Persecution of Nonconformists in England slowed Baptist acceptance of ordination. But once the Act of Toleration was passed — and London Association began financing church planters in remote rural areas — ordination became much more common among Particular Baptists, she observed.
“Thus, ordination’s growth and acceptability, as well as the London Baptists’ promotion of the practice, may have been more influenced by the Act of Toleration’s lifting of restrictions and the pragmatic financial considerations of sending qualifying ministers into England’s rural sectors to plant churches than either theological or biblical concerns,” she said.
Looking to the Scriptures, Baptists have assumed continuity from the Old Testament practices of setting apart priests and kings and the New Testament practice of identifying elders in a congregation, Bullock said.

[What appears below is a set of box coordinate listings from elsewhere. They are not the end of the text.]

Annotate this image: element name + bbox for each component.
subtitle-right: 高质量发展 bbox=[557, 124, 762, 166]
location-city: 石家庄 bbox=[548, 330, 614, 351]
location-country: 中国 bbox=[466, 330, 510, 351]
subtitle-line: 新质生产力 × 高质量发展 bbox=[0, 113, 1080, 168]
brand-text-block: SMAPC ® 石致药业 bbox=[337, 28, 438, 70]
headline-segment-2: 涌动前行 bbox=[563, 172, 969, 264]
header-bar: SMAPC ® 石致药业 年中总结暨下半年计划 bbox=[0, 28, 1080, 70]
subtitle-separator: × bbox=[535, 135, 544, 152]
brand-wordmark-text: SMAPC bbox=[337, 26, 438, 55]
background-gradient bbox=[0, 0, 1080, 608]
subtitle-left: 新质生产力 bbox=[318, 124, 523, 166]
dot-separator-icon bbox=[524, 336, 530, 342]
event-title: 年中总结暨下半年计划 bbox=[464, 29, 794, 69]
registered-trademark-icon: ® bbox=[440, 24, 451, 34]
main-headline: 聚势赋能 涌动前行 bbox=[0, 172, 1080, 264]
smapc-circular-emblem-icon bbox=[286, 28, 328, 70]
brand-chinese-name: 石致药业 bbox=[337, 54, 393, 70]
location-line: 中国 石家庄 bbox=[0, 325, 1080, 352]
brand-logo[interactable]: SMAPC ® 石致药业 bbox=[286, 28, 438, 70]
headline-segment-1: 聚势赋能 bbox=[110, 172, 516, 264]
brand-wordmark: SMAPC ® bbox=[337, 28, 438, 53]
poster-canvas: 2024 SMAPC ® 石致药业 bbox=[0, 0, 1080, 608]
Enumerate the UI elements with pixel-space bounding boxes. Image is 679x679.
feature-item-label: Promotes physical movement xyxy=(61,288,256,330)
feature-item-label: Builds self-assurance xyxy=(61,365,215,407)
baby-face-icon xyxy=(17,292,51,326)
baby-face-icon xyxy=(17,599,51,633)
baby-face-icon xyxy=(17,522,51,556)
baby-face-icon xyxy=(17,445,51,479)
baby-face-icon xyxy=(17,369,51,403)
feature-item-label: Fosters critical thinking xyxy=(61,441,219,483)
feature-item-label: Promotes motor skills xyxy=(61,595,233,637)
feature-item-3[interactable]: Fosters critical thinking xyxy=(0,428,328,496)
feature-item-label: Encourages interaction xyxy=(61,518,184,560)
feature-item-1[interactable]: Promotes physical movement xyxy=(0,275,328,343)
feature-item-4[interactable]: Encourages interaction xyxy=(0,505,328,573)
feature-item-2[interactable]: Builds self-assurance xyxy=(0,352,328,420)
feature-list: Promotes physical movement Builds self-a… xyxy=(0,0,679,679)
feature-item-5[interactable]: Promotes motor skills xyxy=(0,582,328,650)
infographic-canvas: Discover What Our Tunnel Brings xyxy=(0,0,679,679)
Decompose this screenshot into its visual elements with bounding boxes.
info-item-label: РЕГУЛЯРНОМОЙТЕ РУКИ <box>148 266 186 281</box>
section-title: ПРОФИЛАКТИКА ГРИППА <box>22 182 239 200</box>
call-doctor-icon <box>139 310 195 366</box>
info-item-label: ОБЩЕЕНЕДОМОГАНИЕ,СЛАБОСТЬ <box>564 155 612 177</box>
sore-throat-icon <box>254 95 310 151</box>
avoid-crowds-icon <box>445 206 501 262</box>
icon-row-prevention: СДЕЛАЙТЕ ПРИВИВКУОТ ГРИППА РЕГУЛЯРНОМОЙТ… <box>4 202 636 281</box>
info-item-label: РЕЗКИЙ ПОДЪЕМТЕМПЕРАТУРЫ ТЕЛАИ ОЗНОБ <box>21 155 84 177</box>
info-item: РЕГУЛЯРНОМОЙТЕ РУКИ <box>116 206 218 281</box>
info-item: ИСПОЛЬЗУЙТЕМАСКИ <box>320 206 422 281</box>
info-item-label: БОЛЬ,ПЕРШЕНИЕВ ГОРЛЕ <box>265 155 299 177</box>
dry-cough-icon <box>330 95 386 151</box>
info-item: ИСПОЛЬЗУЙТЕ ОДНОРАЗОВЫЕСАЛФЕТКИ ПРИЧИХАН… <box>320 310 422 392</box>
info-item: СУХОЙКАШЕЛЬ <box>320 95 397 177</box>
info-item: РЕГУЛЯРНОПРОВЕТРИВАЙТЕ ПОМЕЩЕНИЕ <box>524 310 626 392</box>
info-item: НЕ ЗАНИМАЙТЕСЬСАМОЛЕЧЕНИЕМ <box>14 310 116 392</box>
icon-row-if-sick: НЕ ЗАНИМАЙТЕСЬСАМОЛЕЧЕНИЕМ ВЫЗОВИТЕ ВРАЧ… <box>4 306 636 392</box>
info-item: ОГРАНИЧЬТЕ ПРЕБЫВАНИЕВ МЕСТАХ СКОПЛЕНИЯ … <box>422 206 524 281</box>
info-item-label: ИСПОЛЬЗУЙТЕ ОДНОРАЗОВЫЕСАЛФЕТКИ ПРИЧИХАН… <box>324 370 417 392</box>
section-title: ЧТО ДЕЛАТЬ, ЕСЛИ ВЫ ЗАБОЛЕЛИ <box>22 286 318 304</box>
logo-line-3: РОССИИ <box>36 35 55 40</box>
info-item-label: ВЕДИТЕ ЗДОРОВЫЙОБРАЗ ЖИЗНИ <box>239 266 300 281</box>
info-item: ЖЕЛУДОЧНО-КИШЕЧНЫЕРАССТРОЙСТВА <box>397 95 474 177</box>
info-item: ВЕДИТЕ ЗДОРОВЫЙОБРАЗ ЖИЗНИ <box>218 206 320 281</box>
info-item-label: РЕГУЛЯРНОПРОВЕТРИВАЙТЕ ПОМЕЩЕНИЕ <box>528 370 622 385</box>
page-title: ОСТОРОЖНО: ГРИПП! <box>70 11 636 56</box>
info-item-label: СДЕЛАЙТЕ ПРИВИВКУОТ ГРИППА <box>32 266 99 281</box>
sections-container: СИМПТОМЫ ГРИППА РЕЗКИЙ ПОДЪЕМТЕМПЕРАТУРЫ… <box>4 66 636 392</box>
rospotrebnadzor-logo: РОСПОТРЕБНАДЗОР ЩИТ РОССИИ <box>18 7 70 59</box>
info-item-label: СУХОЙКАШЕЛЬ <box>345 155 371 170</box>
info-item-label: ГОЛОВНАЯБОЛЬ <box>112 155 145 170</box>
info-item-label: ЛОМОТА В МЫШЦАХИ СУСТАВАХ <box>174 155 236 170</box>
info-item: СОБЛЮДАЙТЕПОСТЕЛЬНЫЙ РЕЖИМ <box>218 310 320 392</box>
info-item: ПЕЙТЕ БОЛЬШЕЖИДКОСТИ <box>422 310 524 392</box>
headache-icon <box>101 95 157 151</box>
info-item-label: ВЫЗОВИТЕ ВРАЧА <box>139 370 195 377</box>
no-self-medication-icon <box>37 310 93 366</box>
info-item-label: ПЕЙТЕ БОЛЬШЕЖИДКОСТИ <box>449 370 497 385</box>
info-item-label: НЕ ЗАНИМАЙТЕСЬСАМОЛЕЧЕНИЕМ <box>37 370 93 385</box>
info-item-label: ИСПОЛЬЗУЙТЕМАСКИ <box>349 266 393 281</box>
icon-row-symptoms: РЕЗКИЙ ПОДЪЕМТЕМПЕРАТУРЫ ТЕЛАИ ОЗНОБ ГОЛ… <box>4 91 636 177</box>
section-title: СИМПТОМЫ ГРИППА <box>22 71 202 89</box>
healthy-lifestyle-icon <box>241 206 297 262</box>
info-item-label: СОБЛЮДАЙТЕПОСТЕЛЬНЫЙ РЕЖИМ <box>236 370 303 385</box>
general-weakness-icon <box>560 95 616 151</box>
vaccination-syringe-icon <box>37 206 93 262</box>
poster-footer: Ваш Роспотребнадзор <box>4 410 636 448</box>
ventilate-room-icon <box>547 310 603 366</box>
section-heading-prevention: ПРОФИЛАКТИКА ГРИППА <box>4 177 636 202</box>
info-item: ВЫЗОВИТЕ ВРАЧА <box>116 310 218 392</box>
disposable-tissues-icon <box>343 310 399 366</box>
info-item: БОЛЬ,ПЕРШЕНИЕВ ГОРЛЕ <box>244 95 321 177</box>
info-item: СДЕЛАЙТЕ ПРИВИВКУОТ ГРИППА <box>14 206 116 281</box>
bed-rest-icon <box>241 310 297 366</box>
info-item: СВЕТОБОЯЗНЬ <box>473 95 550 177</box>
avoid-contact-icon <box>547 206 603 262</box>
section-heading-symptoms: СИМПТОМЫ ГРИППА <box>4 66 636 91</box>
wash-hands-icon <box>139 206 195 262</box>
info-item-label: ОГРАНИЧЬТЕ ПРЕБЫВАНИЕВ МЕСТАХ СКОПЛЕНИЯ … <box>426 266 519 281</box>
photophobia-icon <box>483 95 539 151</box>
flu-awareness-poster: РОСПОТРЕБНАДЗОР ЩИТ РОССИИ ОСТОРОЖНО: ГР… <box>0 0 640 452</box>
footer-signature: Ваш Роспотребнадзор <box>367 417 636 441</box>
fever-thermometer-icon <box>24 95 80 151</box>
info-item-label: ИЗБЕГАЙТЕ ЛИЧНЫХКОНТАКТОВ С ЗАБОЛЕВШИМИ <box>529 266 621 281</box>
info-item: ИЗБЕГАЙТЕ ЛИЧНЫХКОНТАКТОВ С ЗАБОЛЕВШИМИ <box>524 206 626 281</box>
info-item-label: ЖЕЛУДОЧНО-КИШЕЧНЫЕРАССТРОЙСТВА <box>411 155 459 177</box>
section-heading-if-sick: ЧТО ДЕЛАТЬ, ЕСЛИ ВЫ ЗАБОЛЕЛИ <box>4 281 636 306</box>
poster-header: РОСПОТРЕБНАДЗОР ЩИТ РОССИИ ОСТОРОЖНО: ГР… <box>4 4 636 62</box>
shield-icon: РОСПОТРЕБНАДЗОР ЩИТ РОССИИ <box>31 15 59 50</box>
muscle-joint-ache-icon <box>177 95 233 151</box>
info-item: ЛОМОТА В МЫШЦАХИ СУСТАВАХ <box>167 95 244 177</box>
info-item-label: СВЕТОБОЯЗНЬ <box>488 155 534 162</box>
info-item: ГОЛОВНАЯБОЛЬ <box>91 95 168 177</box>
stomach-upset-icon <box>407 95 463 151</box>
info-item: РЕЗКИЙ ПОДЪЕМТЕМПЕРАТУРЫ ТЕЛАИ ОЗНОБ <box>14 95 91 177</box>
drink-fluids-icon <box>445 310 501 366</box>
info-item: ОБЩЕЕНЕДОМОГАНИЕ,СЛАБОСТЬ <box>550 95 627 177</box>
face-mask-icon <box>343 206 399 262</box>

Terms like “affirmation,” “commissioning” or “blessing” may be the most accurate descriptions of New Testament rites often associated with ordination, she suggested.
Historically, Baptists have framed their understanding of ordination in sharp contrast to the Roman Catholic understanding of the rite — drawing distinction between their belief in the universal priesthood of believers and the particular priesthood of Catholicism, she stressed.
Baptist views on ordination share many similarities with early Anabaptists — congregational church polity, the authority of the congregation to ordain, affirmation of the priesthood of all believers and rejection of a priestly class, Bullock observed.
“In the Baptist heritage, it has been understood from Scripture that all Christians are authorized to preach the word and engage in the ministry of reconciliation,” Bullock said. Neither preaching nor administration of the ordinances was reserved only for ordained clergy.
“In other words, our heritage bears witness that the only essential ministry in the church is the ministry of the risen Lord who is present, as he promised to be, where his followers have come together in his name. All other ministries are both dependent and derivative,” she said.
“Human ordination then, if juxtaposed to his holy sense of God’s gracious ministry in and through the life of his bride, the church, might rightly be, in Spurgeon’s oft-repeated — but otherwise intended — words, simply ‘laying idle hands on empty heads.” For it is the Christ, our risen Lord, whose ministry to us fills and empowers both the hands and the heads of every believer for his work.
“When that sacred filling takes place, the simple and external rite of ordination may be altogether a moot point.”